There are a number of reasons workers are putting off retirement, whether it’s a desire for more income, the need for health coverage, or the personal fulfillment that working may bring. No matter the reason, these employees have their own reasons to protect their incomes as they near traditional retirement age.
Youth carries risks, too
While more LTD claimants are often older, younger employees need to protect their incomes as well. Forty-one percent of new LTD claimants last year were in their 40s or younger, according to the CDA’s claim review. When you consider that fewer younger employees overall do not insure their incomes, this percentage is even more eye-catching.
This trend is not limited to private disability insurance. Part of the upcoming projected depletion of the Social Security Disability Fund in 2016 is related to disability benefits being unexpectedly paid at higher rates to young claimants, according to the Center for Retirement Research at Boston College.
Despite these facts, the youngest workers remain more prone to believing disabilities can’t happen to them. Industry statistics paint a different picture. About one in four of today’s 20-year-olds will suffer an income-interrupting disability at some point during their working careers. Those are dangerous odds when it comes to the potential loss of their ability to work and earn an income.
That’s exactly why advisors should try to engage wage earners at the earliest age possible, and equip them with the facts they need to make sound decisions about income protection.
Stories not stats
Advisors need a firm understanding of the data and the trends that drive disability claims. These figures serve to educate and help clients make informed income-protection decisions. The CDA Long Term Disability Claims Review is an excellent jumping-off point for those discussions. It helps brokers, employers and employees understand the underlying dynamics of being unable to work and what happens when they lose their incomes.
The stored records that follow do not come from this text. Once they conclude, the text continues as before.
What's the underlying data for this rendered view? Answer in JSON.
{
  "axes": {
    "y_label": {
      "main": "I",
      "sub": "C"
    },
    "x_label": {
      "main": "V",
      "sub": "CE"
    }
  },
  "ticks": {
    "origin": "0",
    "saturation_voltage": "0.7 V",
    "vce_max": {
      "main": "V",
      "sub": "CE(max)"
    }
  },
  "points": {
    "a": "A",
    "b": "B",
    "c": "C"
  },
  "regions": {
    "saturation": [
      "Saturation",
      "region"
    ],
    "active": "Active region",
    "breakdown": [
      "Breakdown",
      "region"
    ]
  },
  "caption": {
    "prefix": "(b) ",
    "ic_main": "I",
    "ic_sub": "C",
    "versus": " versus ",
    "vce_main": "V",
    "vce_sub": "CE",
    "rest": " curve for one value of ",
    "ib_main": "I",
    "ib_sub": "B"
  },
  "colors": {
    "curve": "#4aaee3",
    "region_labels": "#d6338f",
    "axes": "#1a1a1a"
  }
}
But it’s also important to remember that stats can only go so far. It’s up to the advisor and broker community to help clients form an emotional connection with the data. What’s the “story” of disability? What happens to my income? What happens to all of the things my salary buys? What situations have you seen before that can better help me understand my risks and opportunities?
The need has never been greater. Disability insurance and the overall employee benefits industries are undergoing a period of rapid change. The implementation of the Affordable Care Act, continued rising costs of health care, new technologies and economic uncertainties all cloud the picture.
The role of the trusted advisor has never been more important. Those who take the lead and become storytellers and educators will be well positioned to leverage this new world order. v
In addition to its annual claims review, the CDA offers other resources to help advisors better educate working consumers about the need for income protection. These include calculators that help you show your clients’ disability risks, the amount of income adults could lose if they leave the workplace due to illness or injury, and strategies employees can put in place to protect their ability to work.
Visit disabilitycanhappen.org to learn more.
The CDA 2014 Long Term Disability Claims Review is based on data supplied by CDA’s member companies, which represent 75 percent of the private disability insurance marketplace, and is considered a comprehensive annual report on the topic.